Code of conduct for hikers

Here are a few suggestions for looking after and respecting nature, thus enabling all hikers, including yourself, to enjoy future experiences in the snow. 

1. Respect the restrictions 
Find out about climbing prohibitions, annual closures and other restrictions by looking them up in advance on www.klettergebeite.ch, www.zones-de-tranquillite.ch and in the SAC guide book. Pay attention to the notice boards in the area.

2. Use the existing paths and itineraries
This helps protect the delicate biotopes of the fauna and flora. Don’t trespass on private property and close gates behind you.
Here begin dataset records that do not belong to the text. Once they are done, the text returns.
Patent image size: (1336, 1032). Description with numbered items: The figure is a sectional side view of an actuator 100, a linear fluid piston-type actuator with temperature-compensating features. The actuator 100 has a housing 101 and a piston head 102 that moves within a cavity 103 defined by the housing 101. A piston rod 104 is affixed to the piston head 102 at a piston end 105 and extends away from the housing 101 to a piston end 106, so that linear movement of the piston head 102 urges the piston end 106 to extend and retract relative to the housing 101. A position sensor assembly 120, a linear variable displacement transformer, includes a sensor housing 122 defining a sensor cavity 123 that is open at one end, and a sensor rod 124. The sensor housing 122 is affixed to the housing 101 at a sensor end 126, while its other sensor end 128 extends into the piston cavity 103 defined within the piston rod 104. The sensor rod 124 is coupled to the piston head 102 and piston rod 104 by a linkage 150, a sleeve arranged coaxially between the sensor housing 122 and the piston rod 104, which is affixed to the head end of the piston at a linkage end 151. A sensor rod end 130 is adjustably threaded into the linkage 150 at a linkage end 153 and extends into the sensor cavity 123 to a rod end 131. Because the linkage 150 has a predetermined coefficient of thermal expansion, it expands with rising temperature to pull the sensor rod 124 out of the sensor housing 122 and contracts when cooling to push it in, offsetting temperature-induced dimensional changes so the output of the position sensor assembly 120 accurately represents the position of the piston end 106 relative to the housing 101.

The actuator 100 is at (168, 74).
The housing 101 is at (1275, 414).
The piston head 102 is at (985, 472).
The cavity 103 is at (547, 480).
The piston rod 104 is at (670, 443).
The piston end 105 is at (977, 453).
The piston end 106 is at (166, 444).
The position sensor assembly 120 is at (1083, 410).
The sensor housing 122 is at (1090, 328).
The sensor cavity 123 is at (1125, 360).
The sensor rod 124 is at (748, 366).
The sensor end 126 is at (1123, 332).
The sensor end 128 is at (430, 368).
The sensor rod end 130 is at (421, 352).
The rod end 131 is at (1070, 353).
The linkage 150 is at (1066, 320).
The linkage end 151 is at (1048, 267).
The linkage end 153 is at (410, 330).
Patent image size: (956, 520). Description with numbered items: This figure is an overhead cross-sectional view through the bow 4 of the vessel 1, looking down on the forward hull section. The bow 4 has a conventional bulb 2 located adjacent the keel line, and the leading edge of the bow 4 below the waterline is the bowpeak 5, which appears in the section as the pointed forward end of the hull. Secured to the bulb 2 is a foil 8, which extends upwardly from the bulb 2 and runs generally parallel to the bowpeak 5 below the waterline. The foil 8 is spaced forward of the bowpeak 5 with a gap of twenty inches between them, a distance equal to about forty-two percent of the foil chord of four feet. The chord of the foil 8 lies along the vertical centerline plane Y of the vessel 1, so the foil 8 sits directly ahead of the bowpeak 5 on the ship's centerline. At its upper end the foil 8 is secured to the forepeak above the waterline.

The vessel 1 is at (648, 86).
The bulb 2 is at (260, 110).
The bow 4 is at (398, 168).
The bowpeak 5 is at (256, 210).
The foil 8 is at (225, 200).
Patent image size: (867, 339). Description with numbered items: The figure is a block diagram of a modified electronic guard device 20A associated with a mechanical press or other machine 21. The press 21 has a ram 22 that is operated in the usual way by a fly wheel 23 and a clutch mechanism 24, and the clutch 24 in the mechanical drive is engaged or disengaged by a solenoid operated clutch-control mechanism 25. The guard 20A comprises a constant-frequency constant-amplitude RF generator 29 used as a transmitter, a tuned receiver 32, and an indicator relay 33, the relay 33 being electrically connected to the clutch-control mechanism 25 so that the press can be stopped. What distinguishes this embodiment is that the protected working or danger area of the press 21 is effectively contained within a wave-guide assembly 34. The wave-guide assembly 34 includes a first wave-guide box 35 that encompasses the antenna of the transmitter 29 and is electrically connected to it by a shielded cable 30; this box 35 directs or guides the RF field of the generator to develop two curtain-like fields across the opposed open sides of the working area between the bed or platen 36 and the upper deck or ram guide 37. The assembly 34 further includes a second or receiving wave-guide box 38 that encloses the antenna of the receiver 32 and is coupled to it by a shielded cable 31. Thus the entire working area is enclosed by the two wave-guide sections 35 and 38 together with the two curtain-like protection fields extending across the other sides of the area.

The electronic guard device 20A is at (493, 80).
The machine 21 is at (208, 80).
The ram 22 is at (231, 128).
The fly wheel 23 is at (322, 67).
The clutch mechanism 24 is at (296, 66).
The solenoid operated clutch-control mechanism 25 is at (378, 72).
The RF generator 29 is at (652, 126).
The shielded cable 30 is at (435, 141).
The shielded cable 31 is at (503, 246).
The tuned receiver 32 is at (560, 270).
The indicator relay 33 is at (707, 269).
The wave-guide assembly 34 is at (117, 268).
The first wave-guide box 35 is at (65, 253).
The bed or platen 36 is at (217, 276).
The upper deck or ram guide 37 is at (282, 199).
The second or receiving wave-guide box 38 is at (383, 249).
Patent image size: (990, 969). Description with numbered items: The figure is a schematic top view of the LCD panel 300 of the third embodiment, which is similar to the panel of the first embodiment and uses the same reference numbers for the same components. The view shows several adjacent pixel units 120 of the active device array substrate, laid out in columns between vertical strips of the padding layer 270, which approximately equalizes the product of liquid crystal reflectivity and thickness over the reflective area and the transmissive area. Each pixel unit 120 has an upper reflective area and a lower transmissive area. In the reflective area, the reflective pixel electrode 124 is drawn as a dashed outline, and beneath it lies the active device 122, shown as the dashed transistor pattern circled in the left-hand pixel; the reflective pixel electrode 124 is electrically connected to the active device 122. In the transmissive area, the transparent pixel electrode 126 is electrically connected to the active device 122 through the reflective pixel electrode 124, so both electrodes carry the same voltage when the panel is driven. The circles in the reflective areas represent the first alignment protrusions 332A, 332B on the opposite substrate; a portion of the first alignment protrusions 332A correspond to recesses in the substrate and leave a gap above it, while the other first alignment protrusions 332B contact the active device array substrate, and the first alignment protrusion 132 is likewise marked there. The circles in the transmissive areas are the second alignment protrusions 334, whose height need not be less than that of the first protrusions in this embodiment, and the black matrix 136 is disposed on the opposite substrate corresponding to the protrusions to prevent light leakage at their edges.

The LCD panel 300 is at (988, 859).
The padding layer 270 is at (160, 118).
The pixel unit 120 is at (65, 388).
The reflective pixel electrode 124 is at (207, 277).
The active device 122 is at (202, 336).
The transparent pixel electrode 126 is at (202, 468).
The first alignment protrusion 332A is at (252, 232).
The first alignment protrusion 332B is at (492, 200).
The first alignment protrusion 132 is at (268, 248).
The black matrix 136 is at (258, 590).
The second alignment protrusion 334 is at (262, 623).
3. Take photographs of flowers rather than picking them
Flowers are at their most beautiful in their natural environment. Pick fruit and mushrooms in moderation and avoid doing so on designated days.

4. Keep the environment clean
Take your rubbish away with you. Should you need to go to the toilet, avoid doing so near water courses and cover up human waste and toilet paper. Bear in mind that the snow will melt in the spring (so avoid the proximity of mountain huts for example). Paper hankies and wipes should not be used as these take a long time to decompose.

Other points to consider

A responsible attitude and respect for nature are not only important during the climb. The preparation, the means of transport and accommodation are all essential to the success of the hike.

5. Travel ecologically
Take advantage of the numerous offers on public transport. If you must use a car, opt for Mobility or the Swiss Alpine Taxi which is available on some routes.Nutze die vielen Vorteile . Falls es ohne Auto nicht geht: Fahrgemeinschaften bilden und  oder  für Teilstrecken einsetzen.

6. Respect any restrictions on access or parking
It is generally forbidden to drive along forest tracks. Avoid parking in unauthorized areas: this annoys farmers and land owners and can damage vegetation.

7. Eat local produce and save water and energy
Spending the night in the area and buying local produce helps support mountain regions and makes your climb eco-friendlier. Save water and energy in your accommodation: both are in limited supply!

8. Camp responsibly
If you wish to camp, check beforehand that it is permitted. Don’t leave anything behind other than your footprints. You will find more useful tips in our camping and bivouacking brochure (available in German and French).

9. Use existing campfire sites
Each new campfire destroys the soil and vegetation for years. Be aware of the risk of forest fires.

10. Keep dogs on a lead, especially in the forest
Dogs love chasing wild animals, which puts them under a lot of stress.